В Костином облике, если приглядеться, замечалось что-то тревожно несоразмерное: не соответствующее размерам. Крупному и плотному человеку положено быть спокойным и осанистым. Костя был, что называется, хорошего телосложения: высокий, широкий в кости, тренированный. Но не осанистый. И совсем не спокойный. Иногда, правда, для деловых нужд или нового знакомства он облачался в некоторую солидность, но она на нем не держалась. И, по-моему, никого не обманывала.
Как глава клана Костя заботился о быте, не забывая о ритуале. Кроме своего основного имени многие получали второе, тотемное: Кролик, Медведь, Барсик. Практиковался широкомасштабный и разветвленный обряд инициации. Заведомо неравноценные обмены. Или, наоборот, бессмысленно равноценные. Зачем-то он обменял свой серый свитер на мой серый свитер. Мой был ему мал, мне его велик.
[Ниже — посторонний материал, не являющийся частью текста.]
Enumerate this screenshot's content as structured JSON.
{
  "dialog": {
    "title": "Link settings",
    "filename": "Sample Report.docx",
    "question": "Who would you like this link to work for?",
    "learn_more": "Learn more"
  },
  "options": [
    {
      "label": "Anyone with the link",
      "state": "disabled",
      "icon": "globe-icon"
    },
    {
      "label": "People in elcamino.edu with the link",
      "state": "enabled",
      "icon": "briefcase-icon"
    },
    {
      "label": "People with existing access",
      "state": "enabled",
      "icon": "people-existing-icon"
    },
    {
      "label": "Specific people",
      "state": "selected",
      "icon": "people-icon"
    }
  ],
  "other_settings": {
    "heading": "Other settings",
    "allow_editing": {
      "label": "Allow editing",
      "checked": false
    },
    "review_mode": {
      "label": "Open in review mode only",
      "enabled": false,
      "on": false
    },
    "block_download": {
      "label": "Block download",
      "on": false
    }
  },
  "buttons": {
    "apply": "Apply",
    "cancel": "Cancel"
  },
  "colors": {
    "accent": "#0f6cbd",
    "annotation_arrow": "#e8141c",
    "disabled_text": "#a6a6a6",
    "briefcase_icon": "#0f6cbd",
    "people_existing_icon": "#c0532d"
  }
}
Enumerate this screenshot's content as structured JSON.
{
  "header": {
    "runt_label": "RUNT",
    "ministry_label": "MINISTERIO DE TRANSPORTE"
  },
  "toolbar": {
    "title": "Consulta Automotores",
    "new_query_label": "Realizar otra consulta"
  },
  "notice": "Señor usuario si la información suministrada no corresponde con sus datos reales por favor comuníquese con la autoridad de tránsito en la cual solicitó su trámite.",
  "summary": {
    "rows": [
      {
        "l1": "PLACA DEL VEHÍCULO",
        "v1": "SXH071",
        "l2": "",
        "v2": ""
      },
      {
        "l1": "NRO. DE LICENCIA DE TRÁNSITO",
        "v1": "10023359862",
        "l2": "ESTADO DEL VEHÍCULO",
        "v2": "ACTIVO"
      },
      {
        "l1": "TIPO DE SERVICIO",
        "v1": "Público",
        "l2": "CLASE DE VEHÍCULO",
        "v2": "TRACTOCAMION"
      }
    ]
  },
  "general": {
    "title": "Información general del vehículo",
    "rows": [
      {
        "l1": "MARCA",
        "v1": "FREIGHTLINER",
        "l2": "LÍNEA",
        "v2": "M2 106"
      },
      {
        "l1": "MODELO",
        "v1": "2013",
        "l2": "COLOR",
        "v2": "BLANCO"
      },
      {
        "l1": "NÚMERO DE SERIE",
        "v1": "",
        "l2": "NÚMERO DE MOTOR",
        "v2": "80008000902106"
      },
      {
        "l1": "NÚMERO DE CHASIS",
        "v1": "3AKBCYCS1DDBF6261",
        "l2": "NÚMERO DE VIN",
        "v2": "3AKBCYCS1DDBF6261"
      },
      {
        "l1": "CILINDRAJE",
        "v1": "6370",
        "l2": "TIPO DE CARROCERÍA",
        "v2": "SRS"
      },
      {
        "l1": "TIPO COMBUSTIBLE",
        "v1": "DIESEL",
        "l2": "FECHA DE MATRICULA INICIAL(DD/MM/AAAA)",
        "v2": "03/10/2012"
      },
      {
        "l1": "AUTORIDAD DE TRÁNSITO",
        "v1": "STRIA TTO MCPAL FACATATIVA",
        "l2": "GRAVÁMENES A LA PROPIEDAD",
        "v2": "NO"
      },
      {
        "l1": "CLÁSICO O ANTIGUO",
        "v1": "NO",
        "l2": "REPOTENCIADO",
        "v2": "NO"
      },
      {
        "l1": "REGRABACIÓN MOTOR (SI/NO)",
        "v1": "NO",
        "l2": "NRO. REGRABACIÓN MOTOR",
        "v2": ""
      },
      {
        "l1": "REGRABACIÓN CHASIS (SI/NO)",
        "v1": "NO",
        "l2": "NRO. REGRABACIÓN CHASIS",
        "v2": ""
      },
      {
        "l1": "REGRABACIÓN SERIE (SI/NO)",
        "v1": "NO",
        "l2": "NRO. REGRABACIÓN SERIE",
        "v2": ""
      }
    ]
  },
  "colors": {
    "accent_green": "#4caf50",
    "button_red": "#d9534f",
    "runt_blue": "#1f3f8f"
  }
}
Просто нужно было продемонстрировать Равнодушие-К-Вещам.
Ритуал был единым в своей основе (обращенное в некий обряд Несчастье), но очень изменчивым в области форм, – то есть совсем не формальным. Пожалуй, единственной твердой формой стали так называемые «пасквили»: небольшие пьески, карикатурные персонажи которых носили имена реальных людей – предполагаемых слушателей. Здесь мелькающий и неожиданно вспыхивающий праздник, в который Костя обращал наши будни, получал наконец свой регламент: в определенный день произойдет определенное событие – будет прочитан новый пасквиль. Таких дней было в году несколько; а частью обязательной программы пасквили становились в те специальные праздничные дни, которые Костя сам придумал и ввел в наш обиход. Один из них – Валентинов день – сейчас уже признан и празднуется всенародно. Другой, 19 октября, пока отмечают только пушкинисты.
Приближается праздник, значит, услышим новый пасквиль. Во всем можно было сомневаться, но не в этом. В Косте был, мне кажется, солидный запас добросовестности, только расходовался нетривиально. К своему как бы несерьезному начинанию он относился с редким усердием и на моей памяти ни разу не подвел аудиторию.
Можно было не сомневаться и в том, что пасквиль будет замечательным. Костин литературный дар, легкий и обаятельный, получал здесь какой-то дополнительный резерв бытовой пародии, домашней иронии. А возможно – еще одну степень свободы.
Литературная механика пасквилей на самом деле достаточно сложна и имеет мало общего с привычным капустником. Это, собственно, буффонада, площадной театр масок, перенесенный в квартирные условия. Условные персонажи помещены в обстоятельства, намекающие на реальные – и совсем недавние – события. К событиям подставляется театральное кривое зеркальце, и в нем происходят ровно те же метаморфозы, что и с персонажами: какой-то частный, теневой эпизод превращается в яркий и откровенный балаган. При этом реальные события постоянно просвечивают сквозь абсурдные повороты пасквильного сюжета, что, конечно, дает замечательный комический эффект.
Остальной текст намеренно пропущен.